Garlands, offered to a person as a mark of reverence and affection, have become a show of strength among politicians and their supporters. While the competition in the previous election, 2018, was kind of ‘fruity and furious’, this election it has become ‘delicious and dramatic’.
In 2018, a fruity competition began when the then Energy Minister D.K. Shivakumar visited Srirangapatna where his supporters welcomed him with an apple garland weighing 250 kg! Not to be left behind, the supporters of former CM H.D. Kumaraswamy adorned their leader with an apple garland weighing 500 kg. Now how can Siddharamaiah’s supporters be far behind? So, they outdid DKS and HDK’s supporters by welcoming Siddu with a 750-kg apple garland!
This year, apple garlands are passe. Now we have pineapples, Mysore Pak, jaggery blocks, and metro coaches! And the JD(S) supporters are always the best at garlands.
The JD(S) supporters are so good that their garlanding feat made it into the record books. They garlanded their leader H.D. Kumaraswamy with huge garlands over 500 times in a period of 33 days during his ‘Pancharatna Yatra’!
HDK received the certificate of most garlanded man from the ‘Asia Book of Records’ and ‘India Book of Records’. We are curious if HDK and JD(S) will achieve another record this year — becoming the CM for a third time with less than one-third of the seats.
The most exciting garlands that HDK was adorned with was a metro rail coach design garland and another one of spanners and gardening tools! The JD(S) workers deserve an award for creativity in garland design ideas.
When a JD(S) worker was asked why they spend so much on garlands, he said, “It’s just to ensure our leader remembers us.” Well, then, what next? The leader’s favourite food, perhaps? They have already begun with the dessert as leaders have been adorned with Mysore Pak garland, so next could be a garland of mutton chops and hara-bhara kebab? Such a garland will make them unforgettable by their leader.

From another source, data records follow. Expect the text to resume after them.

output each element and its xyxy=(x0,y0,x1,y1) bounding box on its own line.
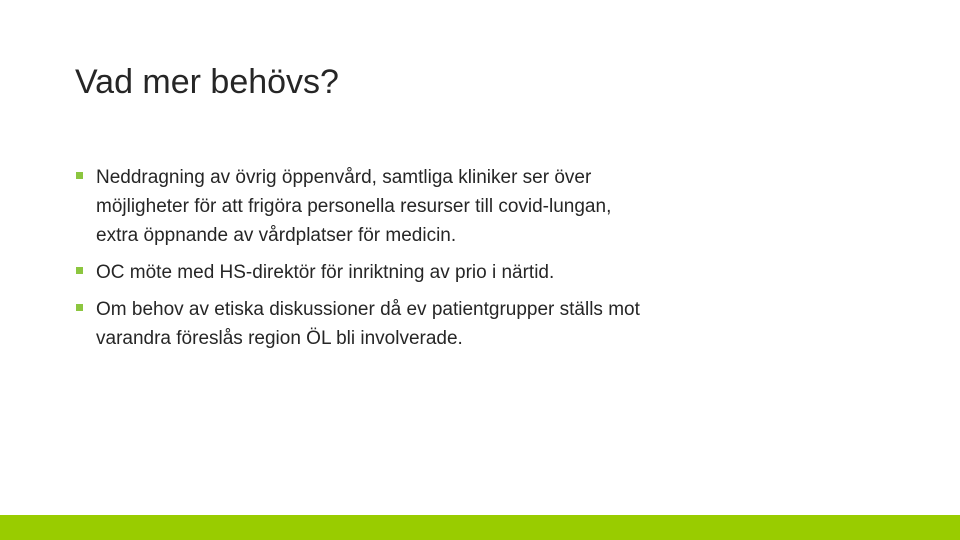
bullet-item xyxy=(75,163,645,250)
bullet-item xyxy=(75,295,645,353)
bullet-item xyxy=(75,258,645,287)
square-bullet-icon xyxy=(76,304,83,311)
square-bullet-icon xyxy=(76,267,83,274)
bullet-list xyxy=(75,163,645,361)
bullet-text: Neddragning av övrig öppenvård, samtliga kliniker ser över möjligheter för att frigöra personella resurser till covid-lungan, extra öppnande av vårdplatser för medicin. xyxy=(96,167,612,246)
bullet-text: Om behov av etiska diskussioner då ev patientgrupper ställs mot varandra föreslås region ÖL bli involverade. xyxy=(96,299,640,349)
accent-footer-bar xyxy=(0,515,960,540)
bullet-text: OC möte med HS-direktör för inriktning av prio i närtid. xyxy=(96,262,555,283)
slide-title: Vad mer behövs? xyxy=(75,63,339,101)
square-bullet-icon xyxy=(76,172,83,179)
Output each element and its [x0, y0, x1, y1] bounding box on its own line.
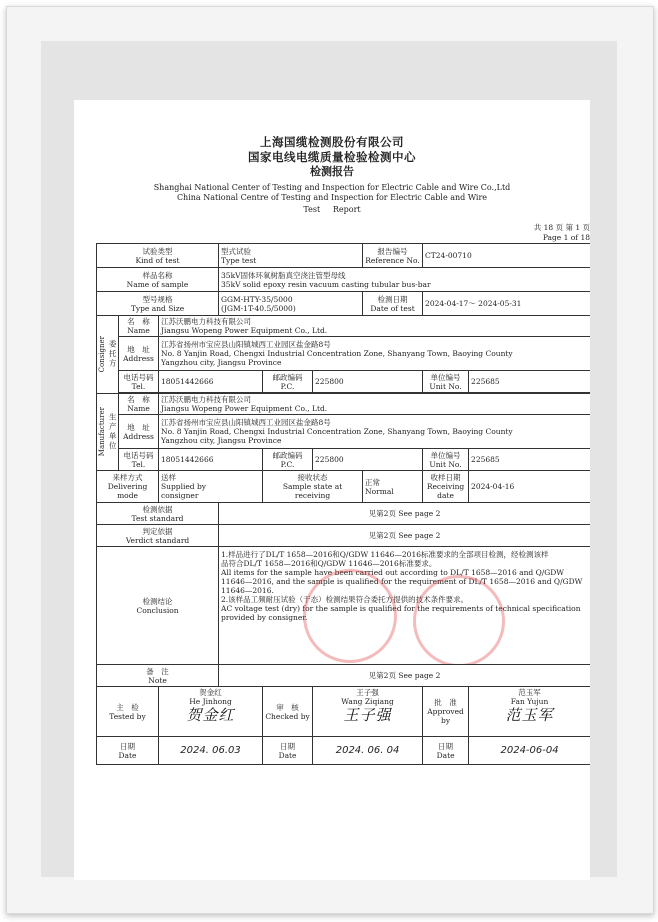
- manufacturer-addr-label-cn: 地 址: [127, 422, 150, 432]
- company-name-cn: 上海国缆检测股份有限公司: [260, 135, 404, 149]
- state-value-cn: 正常: [365, 477, 381, 487]
- recv-label-en: Receiving date: [426, 482, 465, 500]
- test-type-label-cn: 试验类型: [142, 246, 173, 256]
- consigner-unit: 225685: [471, 377, 500, 386]
- delivery-label-cn: 来样方式: [112, 473, 143, 482]
- consigner-pc-label-en: P.C.: [280, 381, 295, 391]
- recv-label-cn: 收样日期: [430, 473, 461, 482]
- row-standard: [97, 503, 591, 525]
- date-label-cn: 日期: [438, 741, 454, 751]
- approver-name-en: Fan Yujun: [510, 697, 549, 706]
- row-consigner-address: [97, 337, 591, 371]
- report-table: [96, 243, 590, 765]
- state-label-cn: 接收状态: [297, 473, 328, 482]
- manufacturer-addr-en-2: Yangzhou city, Jiangsu Province: [161, 436, 282, 445]
- model-label-en: Type and Size: [130, 303, 185, 313]
- conclusion-line: 11646—2016.: [221, 586, 274, 595]
- row-manufacturer-address: [97, 415, 591, 449]
- verdict-label-en: Verdict standard: [125, 535, 190, 545]
- center-name-cn: 国家电线电缆质量检验检测中心: [248, 150, 416, 164]
- sample-label-en: Name of sample: [126, 279, 189, 289]
- row-sample: [97, 268, 591, 292]
- consigner-name-en: Jiangsu Wopeng Power Equipment Co., Ltd.: [161, 326, 328, 335]
- note-label-cn: 备 注: [146, 666, 169, 676]
- consigner-name-label-en: Name: [127, 326, 150, 335]
- manufacturer-unit: 225685: [471, 455, 500, 464]
- recv-date: 2024-04-16: [471, 482, 515, 491]
- row-conclusion: [97, 547, 591, 665]
- conclusion-line: 1.样品进行了DL/T 1658—2016和Q/GDW 11646—2016标准要求的全部项目检测，经检测该样: [221, 550, 549, 559]
- date-label-en: Date: [118, 750, 137, 760]
- model-value-1: GGM-HTY-35/5000: [221, 294, 293, 304]
- consigner-addr-cn: 江苏省扬州市宝应县山阳镇城西工业园区盐金路8号: [161, 340, 331, 349]
- test-date-label-en: Date of test: [370, 303, 415, 313]
- consigner-unit-label-en: Unit No.: [429, 381, 462, 391]
- checker-label-cn: 审 核: [276, 702, 299, 712]
- report-no-label-cn: 报告编号: [377, 246, 408, 256]
- approver-date: 2024-06-04: [500, 744, 559, 756]
- approver-signature: 范玉军: [505, 706, 554, 724]
- test-type-label-en: Kind of test: [135, 255, 180, 265]
- note-value: 见第2页 See page 2: [368, 671, 441, 680]
- consigner-addr-en-2: Yangzhou city, Jiangsu Province: [161, 358, 282, 367]
- consigner-tel: 18051442666: [161, 377, 214, 386]
- conclusion-line: 品符合DL/T 1658—2016和Q/GDW 11646—2016标准要求。: [221, 559, 437, 568]
- sample-value-cn: 35kV固体环氧树脂真空浇注管型母线: [221, 270, 346, 280]
- manufacturer-tel-label-en: Tel.: [131, 459, 146, 469]
- consigner-pc-label-cn: 邮政编码: [272, 372, 303, 382]
- tester-name-cn: 贺金红: [199, 688, 222, 697]
- consigner-tel-label-cn: 电话号码: [123, 372, 154, 382]
- date-label-cn: 日期: [280, 741, 296, 751]
- manufacturer-unit-label-en: Unit No.: [429, 459, 462, 469]
- delivery-value-cn: 送样: [161, 473, 176, 482]
- consigner-group-cn: 委托方: [108, 340, 118, 369]
- row-signoff: [97, 687, 591, 737]
- date-label-en: Date: [436, 750, 455, 760]
- report-page: [74, 100, 590, 880]
- state-label-en-2: receiving: [294, 491, 331, 500]
- row-manufacturer-tel: [97, 449, 591, 471]
- manufacturer-group-en: Manufacturer: [97, 407, 106, 457]
- checker-name-cn: 王子强: [356, 688, 379, 697]
- consigner-name-label-cn: 名 称: [127, 317, 150, 326]
- manufacturer-name-cn: 江苏沃鹏电力科技有限公司: [161, 395, 251, 404]
- report-title-cn: 检测报告: [310, 165, 354, 178]
- approver-name-cn: 范玉军: [518, 688, 541, 697]
- consigner-addr-en-1: No. 8 Yanjin Road, Chengxi Industrial Concentration Zone, Shanyang Town, Baoying County: [161, 349, 513, 358]
- checker-label-en: Checked by: [265, 711, 310, 721]
- conclusion-line: AC voltage test (dry) for the sample is qualified for the requirements of technical specification: [221, 604, 581, 613]
- row-manufacturer-name: [97, 394, 591, 415]
- checker-signature: 王子强: [343, 706, 392, 724]
- tester-date: 2024. 06.03: [180, 744, 241, 756]
- tester-label-en: Tested by: [109, 711, 146, 721]
- consigner-tel-label-en: Tel.: [131, 381, 146, 391]
- row-model: [97, 292, 591, 316]
- manufacturer-addr-cn: 江苏省扬州市宝应县山阳镇城西工业园区盐金路8号: [161, 418, 331, 427]
- company-name-en: Shanghai National Center of Testing and Inspection for Electric Cable and Wire Co.,Ltd: [153, 183, 511, 192]
- standard-label-en: Test standard: [131, 513, 184, 523]
- test-date-value: 2024-04-17～ 2024-05-31: [425, 299, 522, 308]
- consigner-pc: 225800: [315, 377, 344, 386]
- checker-name-en: Wang Ziqiang: [341, 697, 394, 706]
- consigner-name-cn: 江苏沃鹏电力科技有限公司: [161, 317, 251, 326]
- report-title-en: Test Report: [303, 205, 361, 214]
- standard-value: 见第2页 See page 2: [368, 509, 441, 518]
- row-consigner-name: [97, 316, 591, 337]
- model-value-2: (JGM-1T-40.5/5000): [221, 303, 296, 313]
- sample-label-cn: 样品名称: [142, 270, 173, 280]
- manufacturer-name-en: Jiangsu Wopeng Power Equipment Co., Ltd.: [161, 404, 328, 413]
- conclusion-line: provided by consigner.: [221, 613, 308, 622]
- row-test-type: [97, 244, 591, 268]
- manufacturer-name-label-cn: 名 称: [127, 395, 150, 404]
- note-label-en: Note: [148, 675, 167, 685]
- checker-date: 2024. 06. 04: [335, 744, 400, 756]
- consigner-group-en: Consigner: [97, 336, 106, 373]
- row-delivery: [97, 471, 591, 503]
- state-value-en: Normal: [365, 486, 394, 496]
- approver-label-en: Approved by: [427, 707, 464, 725]
- manufacturer-unit-label-cn: 单位编号: [430, 450, 461, 460]
- sample-value-en: 35kV solid epoxy resin vacuum casting tubular bus-bar: [221, 279, 431, 289]
- tester-label-cn: 主 检: [116, 702, 139, 712]
- conclusion-line: All items for the sample have been carried out according to DL/T 1658—2016 and Q/GDW: [221, 568, 565, 577]
- manufacturer-pc-label-en: P.C.: [280, 459, 295, 469]
- manufacturer-tel: 18051442666: [161, 455, 214, 464]
- test-date-label-cn: 检测日期: [377, 294, 408, 304]
- row-verdict-standard: [97, 525, 591, 547]
- conclusion-label-en: Conclusion: [136, 605, 179, 615]
- tester-name-en: He Jinhong: [189, 697, 232, 706]
- test-type-value-cn: 型式试验: [221, 246, 252, 256]
- standard-label-cn: 检测依据: [142, 504, 173, 514]
- delivery-value-en-1: Supplied by: [161, 482, 207, 491]
- conclusion-line: 11646—2016, and the sample is qualified for the requirement of DL/T 1658—2016 and Q/GDW: [221, 577, 583, 586]
- tester-signature: 贺金红: [186, 706, 235, 724]
- manufacturer-tel-label-cn: 电话号码: [123, 450, 154, 460]
- page-count-en: Page 1 of 18: [542, 233, 590, 242]
- model-label-cn: 型号规格: [142, 294, 173, 304]
- consigner-unit-label-cn: 单位编号: [430, 372, 461, 382]
- row-consigner-tel: [97, 371, 591, 393]
- date-label-cn: 日期: [120, 741, 135, 751]
- verdict-label-cn: 判定依据: [142, 526, 173, 536]
- test-type-value-en: Type test: [221, 255, 257, 265]
- state-label-en-1: Sample state at: [282, 482, 343, 491]
- report-no-label-en: Reference No.: [365, 255, 420, 265]
- verdict-value: 见第2页 See page 2: [368, 531, 441, 540]
- conclusion-line: 2.该样品工频耐压试验（干态）检测结果符合委托方提供的技术条件要求。: [221, 595, 469, 604]
- row-note: [97, 665, 591, 687]
- report-no-value: CT24-00710: [425, 251, 472, 260]
- manufacturer-addr-label-en: Address: [123, 431, 154, 441]
- center-name-en: China National Centre of Testing and Inspection for Electric Cable and Wire: [176, 193, 488, 202]
- date-label-en: Date: [278, 750, 297, 760]
- manufacturer-addr-en-1: No. 8 Yanjin Road, Chengxi Industrial Concentration Zone, Shanyang Town, Baoying County: [161, 427, 513, 436]
- manufacturer-group-cn: 生产单位: [108, 412, 118, 451]
- consigner-addr-label-en: Address: [123, 353, 154, 363]
- delivery-value-en-2: consigner: [161, 491, 199, 500]
- approver-label-cn: 批 准: [434, 698, 457, 707]
- page-count-cn: 共 18 页 第 1 页: [533, 223, 590, 232]
- conclusion-label-cn: 检测结论: [142, 596, 173, 606]
- consigner-addr-label-cn: 地 址: [127, 344, 150, 354]
- manufacturer-pc: 225800: [315, 455, 344, 464]
- delivery-label-en: Delivering mode: [107, 482, 148, 500]
- row-dates: [97, 737, 591, 765]
- manufacturer-pc-label-cn: 邮政编码: [272, 450, 303, 460]
- manufacturer-name-label-en: Name: [127, 404, 150, 413]
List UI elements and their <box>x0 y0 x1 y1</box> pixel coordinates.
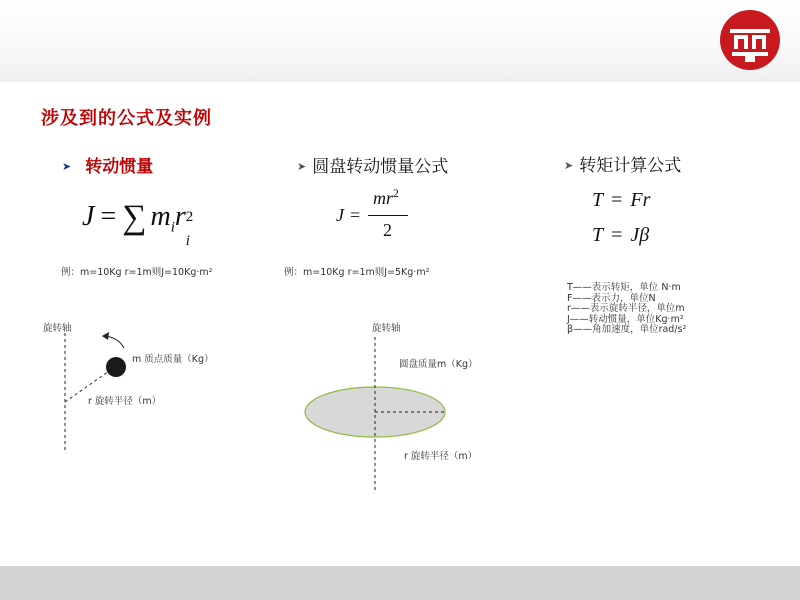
heading-text: 转动惯量 <box>85 157 154 177</box>
legend-line-inertia: J——转动惯量，单位Kg·m² <box>567 313 684 325</box>
legend-line-force: F——表示力，单位N <box>567 292 656 304</box>
mass-label-disk: 圆盘质量m（Kg） <box>399 359 478 370</box>
radius-label-point-mass: r 旋转半径（m） <box>88 396 162 407</box>
section-heading-torque <box>564 151 681 176</box>
footer-band <box>0 566 800 600</box>
formula-torque-force: T = Fr <box>592 189 651 211</box>
formula-torque-inertia: T = Jβ <box>592 224 650 246</box>
legend-line-angular-acceleration: β——角加速度，单位rad/s² <box>567 324 687 335</box>
legend-line-torque: T——表示转矩，单位 N·m <box>567 282 681 293</box>
legend-line-radius: r——表示旋转半径，单位m <box>567 303 685 314</box>
arrow-bullet-icon: ➤ <box>297 160 307 173</box>
arrow-bullet-icon: ➤ <box>564 159 574 172</box>
radius-label-disk: r 旋转半径（m） <box>404 451 478 462</box>
formula-point-mass-inertia: J = ∑ $m_ir$ 2 i <box>82 199 194 249</box>
formula-disk-inertia: J = $mr^2$ 2 <box>336 187 426 247</box>
torque-legend <box>567 283 686 336</box>
heading-text: 转矩计算公式 <box>579 156 682 176</box>
example-point-mass: 例：m=10Kg r=1m则J=10Kg·m² <box>61 267 213 278</box>
arrow-bullet-icon: ➤ <box>62 160 72 173</box>
heading-text: 圆盘转动惯量公式 <box>312 157 449 177</box>
example-disk: 例：m=10Kg r=1m则J=5Kg·m² <box>284 267 430 278</box>
axis-label-point-mass: 旋转轴 <box>43 323 72 334</box>
mass-label-point-mass: m 质点质量（Kg） <box>132 354 214 365</box>
slide-title: 涉及到的公式及实例 <box>41 108 212 129</box>
axis-label-disk: 旋转轴 <box>372 323 401 334</box>
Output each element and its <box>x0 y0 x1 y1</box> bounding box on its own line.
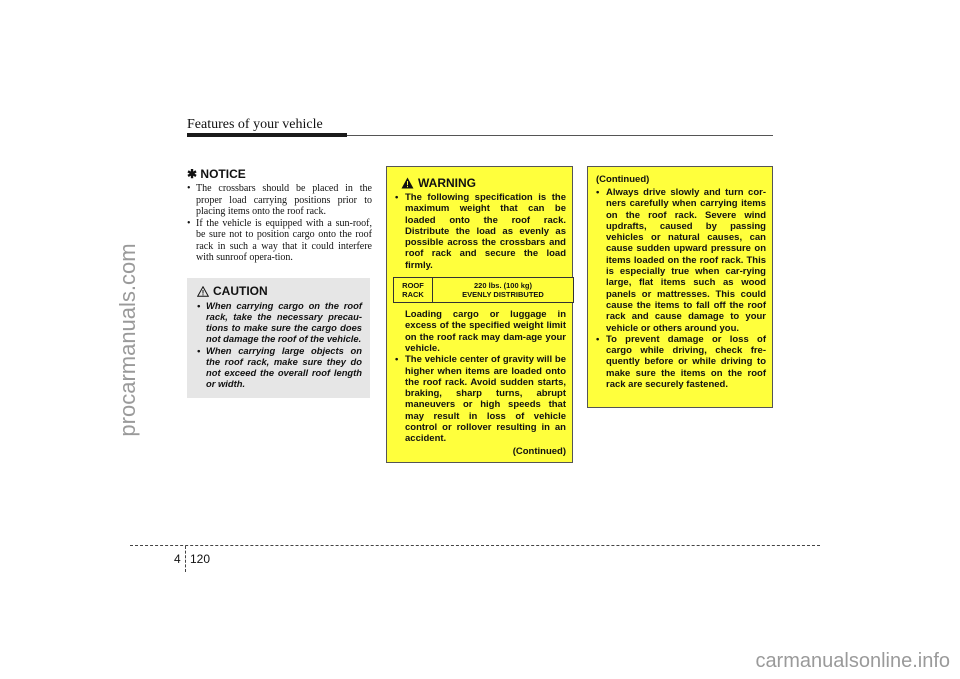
warning-item-continuation: Loading cargo or luggage in excess of the specified weight limit on the roof rack may dam-age your vehicle. <box>405 309 566 354</box>
continued-heading: (Continued) <box>596 174 650 185</box>
watermark-side-text: procarmanuals.com <box>115 243 140 437</box>
caution-item: • When carrying large objects on the roof rack, make sure they do not exceed the overall roof length or width. <box>197 345 362 389</box>
watermark-bottom: carmanualsonline.info <box>755 650 950 672</box>
warning-triangle-icon <box>197 286 209 297</box>
warning-continued-box <box>587 166 773 408</box>
header-rule <box>347 135 773 136</box>
footer-rule <box>130 545 820 546</box>
page-number: 120 <box>190 552 211 566</box>
warning-icon <box>401 177 414 189</box>
warning-heading <box>401 176 566 190</box>
warning-continued-list <box>596 187 766 390</box>
chapter-number: 4 <box>174 552 181 566</box>
page-header-title: Features of your vehicle <box>187 117 323 132</box>
warning-box <box>386 166 573 463</box>
caution-list <box>197 300 362 389</box>
warning-item: • To prevent damage or loss of cargo while driving, check fre-quently before or while driving to make sure the items on the roof rack are securely fastened. <box>596 334 766 390</box>
warning-title: WARNING <box>418 176 476 190</box>
roof-rack-label-cell <box>394 278 433 302</box>
caution-item: • When carrying cargo on the roof rack, take the necessary precau-tions to make sure the cargo does not damage the roof of the vehicle. <box>197 300 362 344</box>
warning-item: • Always drive slowly and turn cor-ners carefully when carrying items on the roof rack. Severe wind updrafts, caused by passing vehicles or natural causes, can cause sudden upward pressure on items loaded on the roof rack. This is especially true when car-rying large, flat items such as wood panels or mattresses. This could cause the items to fall off the roof rack and cause damage to your vehicle or others around you. <box>596 187 766 334</box>
roof-rack-value-cell <box>433 278 573 302</box>
caution-heading <box>197 284 362 298</box>
notice-item: • If the vehicle is equipped with a sun-roof, be sure not to position cargo onto the roof rack in such a way that it could interfere with sunroof opera-tion. <box>187 218 372 264</box>
notice-title: NOTICE <box>200 167 246 181</box>
notice-star-icon: ✱ <box>187 167 198 181</box>
caution-box <box>187 278 370 398</box>
warning-item: • The vehicle center of gravity will be higher when items are loaded onto the roof rack. Avoid sudden starts, braking, sharp turns, abrupt maneuvers or high speeds that may result in loss of vehicle control or rollover resulting in an accident. <box>395 354 566 444</box>
warning-list-2 <box>395 354 566 444</box>
caution-title: CAUTION <box>213 284 268 298</box>
roof-rack-value-line1: 220 lbs. (100 kg) <box>474 281 532 291</box>
footer-separator <box>185 546 186 572</box>
roof-rack-value-line2: EVENLY DISTRIBUTED <box>462 290 544 300</box>
warning-item: • The following specification is the maximum weight that can be loaded onto the roof rack. Distribute the load as evenly as possible across the crossbars and roof rack and secure the load firmly. <box>395 192 566 271</box>
warning-list <box>395 192 566 271</box>
notice-section <box>187 167 372 264</box>
roof-rack-label-line2: RACK <box>402 290 424 300</box>
roof-rack-spec-table <box>393 277 574 303</box>
notice-heading <box>187 167 372 181</box>
notice-list <box>187 183 372 264</box>
continued-label: (Continued) <box>512 445 566 457</box>
header-bar <box>187 133 347 137</box>
notice-item: • The crossbars should be placed in the proper load carrying positions prior to placing items onto the roof rack. <box>187 183 372 218</box>
roof-rack-label-line1: ROOF <box>402 281 424 291</box>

Congress leaders too have been receiving these mammoth garlands, but it’s far from what HDK is getting. Congress workers recently presented one made of Mysore Pak to Siddharamaiah and D.K. Shivakumar.
Speaking of food garlands, recently, I too was garlanded. It was made of jasmine, roses, almonds and cherries, the kind of cherries you see soaked in sugar-syrup-filled glass jars. It was a very affectionate gesture. But as they put it over my shoulder, I felt like I was carrying an anaconda, the gigantic snake. In the end, I was left sticky. The cherries had oozed their sugary slurp all over me, my neck, my arms and my face. I had to wash up before I turned into an ant farm.
Political supporters are fascinated with heavy garlands as their size and weight reflect their devotion to the leader — more the devotion, heavier the garland.
No wonder Nehru once, when in Bangalore, looking at the size of the garland his supporters adorned him with, said, “I can understand heavy garlands decorating walls, but no one except donkeys can carry this which I am having.”
Well, today’s garlands can’t even be carried by donkeys. Today we use cranes. Cranes are brought in to lift the garlands, and the leaders drive up to the centre of the garland for a photo session. If this continues, we are sure the Election Commission will also keep an eye on garland spending.
Garlands in India symbolise respect and reverence, but it is also used to drive home a point. In 2018, Rahul Gandhi was offered a beedi garland (which he, however, declined) to draw his attention to the problems of tobacco farmers.
In 1974, a politician in UP was given a garland of rotis to protest hunger in the Doon Valley. But perhaps the most dramatic garland was worn by S.S. Ahluwalia when he was in Congress in 1990 — he arrived at the Parliament with a garland of bullets!
In 1980, after Janata Party squandered away an opportunity to give good governance, in the ensuing elections, Indira Gandhi wore a garland of onions, travelled across the nation and asked people how they could trust a government that was not even competent enough to control the price of an essential vegetable like onion. Her crime of imposing an Emergency was forgiven for the sake of onion as people brought Congress back to power.
Then, we have a chappal garland to express our anger. For intellectuals, there is the sandalwood-scented garland and money garland for some politicians. The repulsive craze for currency garland has disappeared thanks to demonetisation, even though black money hasn’t.
Interestingly, the BJP supporters refrain from habitually presenting extravagant or interesting garlands. BJP leader A.H. Anand said, “Ours is a cadre-based party. We do not believe in such extravaganza.” That’s not true. BJP is extravagant with its campaign spend. They just don’t spend on garlands.
When I asked a JD(S) friend about this, he mocked the BJP, saying they don’t have the ‘Dil’. It may be so, but ultimately, we, the tax-payers, foot the bill. We, the tax-payers, get no ‘Dil’ from politicians. We only get the bill.